In many instances, Jane Nathan began volunteering her time as she “saw a need... or was asked”. A Hawthorn local since 1979, Jane has been involved in community work in and out of Glenferrie Hawthorn for over 40 years. Her involvement initially began with her children’s kindergarten and primary school, then progressed to local council where she was elected a City of Hawthorn Councillor and later, mayor. She helped instigate the Glenferrie Road Festival. From that point on opportunities to service the community continued to come about.


Jane’s involvement has included a number of projects from housing women in need through the Woodards Charitable Foundation, to forming the Hawthorn Netball Association and organising weekly teams. Although, one of the most significant roles Jane has played is connecting individuals and encouraging others to be involved, “my whole thing is facilitating change by connecting people”.


Jane has a real knack for motivating others to participate, “it’s about access and understanding how you can contribute”. Connected to many different people through her numerous volunteer and community activities, Jane assures that, “when I’m approaching people [to volunteer], I do it because I know they would be good at it, will enjoy it, they will get things done, and will grow from the experience”.


Jo Rush


Jo Rush

For Jo Rush, volunteering her time fills her with a sense of accomplishment and satisfaction as well as providing a “sense of community”. A Hawthorn local for 18 years, Jo explains that she has an emotional connection to Glenferrie Hawthorn, making a “conscious decision to patronise the local shops”.


More than just a resident and active customer in the area, Jo is the vice president of Hawthorn Community Chest (HCC), a local charity which works “to help people in the community who might be going through a difficult time”. Jo initially began volunteering her time at St. Joseph’s Primary School when her children were small but when they “left primary school, I wanted to keep my connection with the local community” and so she seized the opportunity to be involved elsewhere.


Jo is most proud of initiating the HCC Education Program which provides funding for “education-based needs” and is currently assisting 12 local children. No longer working full time, Jo is in a position where she is able to “give something back to a community that I have got so much from”.


Bec Xuereb


Bec Xuereb

Bec Xuereb reflects that prior to her role on the Grace Park Hawthorn Club (GPHC) committee, she was nervous to take on a governance position because she felt she might not have a strong enough skill set.
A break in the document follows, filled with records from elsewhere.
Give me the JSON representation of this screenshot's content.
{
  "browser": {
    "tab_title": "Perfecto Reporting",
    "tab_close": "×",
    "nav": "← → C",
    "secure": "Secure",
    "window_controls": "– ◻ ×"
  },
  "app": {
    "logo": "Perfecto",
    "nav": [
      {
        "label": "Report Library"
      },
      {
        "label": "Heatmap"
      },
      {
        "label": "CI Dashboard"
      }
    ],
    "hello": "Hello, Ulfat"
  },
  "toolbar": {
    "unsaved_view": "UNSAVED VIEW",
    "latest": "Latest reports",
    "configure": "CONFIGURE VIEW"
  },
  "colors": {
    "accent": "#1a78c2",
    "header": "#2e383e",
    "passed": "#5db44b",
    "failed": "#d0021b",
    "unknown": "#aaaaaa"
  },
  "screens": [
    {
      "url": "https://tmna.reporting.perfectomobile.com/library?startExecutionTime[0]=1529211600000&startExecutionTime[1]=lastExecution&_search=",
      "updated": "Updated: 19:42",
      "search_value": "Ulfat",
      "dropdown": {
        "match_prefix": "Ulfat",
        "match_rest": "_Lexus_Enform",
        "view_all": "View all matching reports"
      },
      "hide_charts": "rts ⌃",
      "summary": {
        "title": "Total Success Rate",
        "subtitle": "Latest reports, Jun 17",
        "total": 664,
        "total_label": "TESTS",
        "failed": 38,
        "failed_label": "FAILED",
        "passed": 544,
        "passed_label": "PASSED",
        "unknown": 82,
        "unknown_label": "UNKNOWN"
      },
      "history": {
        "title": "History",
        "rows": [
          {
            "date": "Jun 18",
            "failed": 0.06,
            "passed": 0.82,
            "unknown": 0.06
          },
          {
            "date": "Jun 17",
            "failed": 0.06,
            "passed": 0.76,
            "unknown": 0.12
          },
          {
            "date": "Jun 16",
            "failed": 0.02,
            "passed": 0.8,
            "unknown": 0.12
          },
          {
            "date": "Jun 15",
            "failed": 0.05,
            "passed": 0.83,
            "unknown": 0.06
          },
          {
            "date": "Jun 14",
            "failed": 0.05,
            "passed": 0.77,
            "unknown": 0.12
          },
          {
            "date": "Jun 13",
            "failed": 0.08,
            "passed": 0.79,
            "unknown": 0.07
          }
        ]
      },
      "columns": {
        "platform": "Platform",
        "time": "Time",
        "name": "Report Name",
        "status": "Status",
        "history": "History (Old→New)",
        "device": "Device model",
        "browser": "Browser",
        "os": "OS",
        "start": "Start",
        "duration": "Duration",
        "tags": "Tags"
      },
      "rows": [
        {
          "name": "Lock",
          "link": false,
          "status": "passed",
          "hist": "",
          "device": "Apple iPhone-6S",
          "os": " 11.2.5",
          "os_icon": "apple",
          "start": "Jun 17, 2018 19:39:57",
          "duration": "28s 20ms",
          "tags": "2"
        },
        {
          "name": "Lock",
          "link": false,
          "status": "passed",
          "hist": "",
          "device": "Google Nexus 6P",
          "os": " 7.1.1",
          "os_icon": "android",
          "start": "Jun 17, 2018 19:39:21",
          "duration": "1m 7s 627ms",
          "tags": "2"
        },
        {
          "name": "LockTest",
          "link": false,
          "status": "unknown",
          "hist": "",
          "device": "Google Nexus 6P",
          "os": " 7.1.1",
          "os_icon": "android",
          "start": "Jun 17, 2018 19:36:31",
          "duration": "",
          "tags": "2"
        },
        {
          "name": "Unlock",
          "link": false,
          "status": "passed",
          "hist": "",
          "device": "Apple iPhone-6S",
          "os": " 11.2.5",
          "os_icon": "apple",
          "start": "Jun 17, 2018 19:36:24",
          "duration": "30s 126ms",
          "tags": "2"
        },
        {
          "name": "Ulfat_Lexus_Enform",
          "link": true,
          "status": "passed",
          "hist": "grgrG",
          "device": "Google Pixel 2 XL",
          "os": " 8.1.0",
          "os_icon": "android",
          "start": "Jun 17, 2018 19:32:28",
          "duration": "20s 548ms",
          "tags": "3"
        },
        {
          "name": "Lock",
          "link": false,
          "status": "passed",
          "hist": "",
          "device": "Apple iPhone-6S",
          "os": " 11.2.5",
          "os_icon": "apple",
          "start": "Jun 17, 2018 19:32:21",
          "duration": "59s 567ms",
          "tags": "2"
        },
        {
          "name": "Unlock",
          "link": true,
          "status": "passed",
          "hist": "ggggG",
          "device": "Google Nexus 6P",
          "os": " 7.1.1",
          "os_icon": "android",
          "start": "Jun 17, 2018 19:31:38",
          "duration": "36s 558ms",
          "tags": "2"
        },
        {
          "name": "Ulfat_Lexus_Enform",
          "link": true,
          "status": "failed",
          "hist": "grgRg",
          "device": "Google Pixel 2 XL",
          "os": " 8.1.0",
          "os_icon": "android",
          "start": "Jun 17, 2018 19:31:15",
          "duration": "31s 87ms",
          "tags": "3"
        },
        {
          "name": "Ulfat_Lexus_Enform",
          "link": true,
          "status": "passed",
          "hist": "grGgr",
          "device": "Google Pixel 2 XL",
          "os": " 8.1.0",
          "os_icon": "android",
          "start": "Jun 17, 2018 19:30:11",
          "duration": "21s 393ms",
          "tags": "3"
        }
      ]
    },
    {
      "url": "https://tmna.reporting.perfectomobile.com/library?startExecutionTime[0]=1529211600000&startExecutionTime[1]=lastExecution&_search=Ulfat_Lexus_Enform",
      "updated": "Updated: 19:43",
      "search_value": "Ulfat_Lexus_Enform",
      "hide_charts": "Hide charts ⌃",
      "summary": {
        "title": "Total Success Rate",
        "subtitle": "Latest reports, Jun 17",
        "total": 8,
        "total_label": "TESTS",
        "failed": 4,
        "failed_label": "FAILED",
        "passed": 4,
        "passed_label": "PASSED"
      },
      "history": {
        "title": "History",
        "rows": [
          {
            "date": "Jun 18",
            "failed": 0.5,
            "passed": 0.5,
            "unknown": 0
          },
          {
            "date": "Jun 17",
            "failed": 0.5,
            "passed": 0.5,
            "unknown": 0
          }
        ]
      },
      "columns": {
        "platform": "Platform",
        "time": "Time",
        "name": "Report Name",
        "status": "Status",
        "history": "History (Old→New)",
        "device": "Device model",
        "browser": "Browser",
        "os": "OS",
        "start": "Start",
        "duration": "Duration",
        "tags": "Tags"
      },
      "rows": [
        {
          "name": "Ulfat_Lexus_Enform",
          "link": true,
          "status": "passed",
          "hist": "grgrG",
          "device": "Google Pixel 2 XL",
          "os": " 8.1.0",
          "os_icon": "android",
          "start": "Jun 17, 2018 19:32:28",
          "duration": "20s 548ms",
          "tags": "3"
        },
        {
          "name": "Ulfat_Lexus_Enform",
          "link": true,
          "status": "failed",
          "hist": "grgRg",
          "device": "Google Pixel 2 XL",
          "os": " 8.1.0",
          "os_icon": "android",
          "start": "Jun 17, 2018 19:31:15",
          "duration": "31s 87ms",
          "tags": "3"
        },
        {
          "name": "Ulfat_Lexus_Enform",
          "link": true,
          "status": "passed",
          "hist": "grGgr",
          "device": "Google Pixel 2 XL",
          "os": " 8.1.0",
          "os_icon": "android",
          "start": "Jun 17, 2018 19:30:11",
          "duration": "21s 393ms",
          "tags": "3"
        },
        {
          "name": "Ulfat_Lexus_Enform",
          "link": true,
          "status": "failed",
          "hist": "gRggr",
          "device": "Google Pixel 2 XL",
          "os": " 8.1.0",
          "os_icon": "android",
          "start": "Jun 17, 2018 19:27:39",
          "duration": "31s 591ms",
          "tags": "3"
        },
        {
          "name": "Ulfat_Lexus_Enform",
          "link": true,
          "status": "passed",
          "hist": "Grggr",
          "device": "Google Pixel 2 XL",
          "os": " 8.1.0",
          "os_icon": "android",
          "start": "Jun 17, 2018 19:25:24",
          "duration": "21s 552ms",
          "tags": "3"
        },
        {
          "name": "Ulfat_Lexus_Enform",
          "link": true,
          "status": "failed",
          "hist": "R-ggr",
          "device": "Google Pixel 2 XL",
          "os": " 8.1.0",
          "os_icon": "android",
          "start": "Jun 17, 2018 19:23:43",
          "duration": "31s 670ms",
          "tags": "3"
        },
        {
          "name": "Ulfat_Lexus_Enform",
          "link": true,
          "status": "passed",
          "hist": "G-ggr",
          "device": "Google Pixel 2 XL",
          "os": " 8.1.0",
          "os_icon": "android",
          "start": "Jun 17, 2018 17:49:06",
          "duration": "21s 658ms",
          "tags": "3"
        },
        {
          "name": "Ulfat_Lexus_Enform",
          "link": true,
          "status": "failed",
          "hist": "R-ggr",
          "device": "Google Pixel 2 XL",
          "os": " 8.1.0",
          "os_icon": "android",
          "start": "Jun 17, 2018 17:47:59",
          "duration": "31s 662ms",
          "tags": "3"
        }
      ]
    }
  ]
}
A regular member of the GPHC for 20 years playing tennis, it was two years ago that she joined the committee - assisting in improving the management of the club and connecting members. She could have simply continued being involved in the club only as a tennis player but when another GPHC member encouraged her to participate in the committee she found that she was able to offer something new. Bec has observed a lack of confidence in individuals taking up volunteer roles but from her own personal experience she knows that everyone “has so much to add”. Coming from a corporate background working in strategic and business development, Bec has been able to implement that knowledge. She knows that it is important to encourage others as “everyone has a different set of skills” to offer.


Bec and her family have also been involved in fostering children for over 12 years through MacKillop Family Services. Over the years, they have fostered over 40 children, loving the ability “to have helped all these kids through patches in their lives”. Bec believes that it is important to get “the mix in life” and will continue to gain great satisfaction from helping out at GPHC and fostering children at home.